The other view is the American idea of hard work. Mrs. Reilly gives Patrolman Mancuso as an example of the kind of worker Ignatius should be. Mancuso is having a hard time on the police force and is being punished by his superiors causing him hardship and illness and depression. He does not give up, however. He invests his own money in expensive clothes that will draw prostitutes and others to think he is a customer. When he takes this initiative, he succeeds in bringing in Lana Lee who propositions him. Similarly, Mrs. Levy lectures Gus that it was his father Leon’s hard work that made Levy Pants a big company. He is going to let it go down the drain because he does not work hard. This seems to prove true as his negligence contributes to its falling apart.

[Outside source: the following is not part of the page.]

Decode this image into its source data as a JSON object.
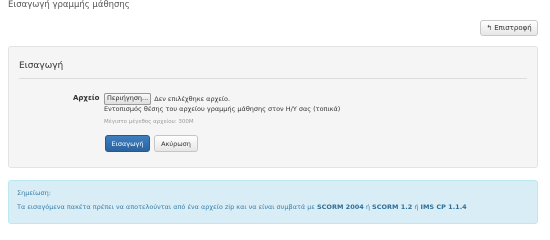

In the end, however, Fortuna seems to win out, for who could have predicted or even controlled Ignatius, likened to a bomb being dropped? Suddenly, Gus wakes up and becomes a capitalist again, Jones becomes a hero for saving Ignatius from the bus and helping with the Lana Lee bust. He is given a job and reward by Levy. Miss Trixie suddenly gets to retire. Myrna descends and rescues Ignatius at the eleventh hour when it seems he is really going to the insane asylum. In modern realistic fiction these coincidences would be flaws in the plot. Toole, however, constructs the plot as picaresque like many medieval narratives, reflecting a worldview that sees human action as somewhat random in its results. The hero goes through one scrape after another, and who can account for his luck or his misfortune?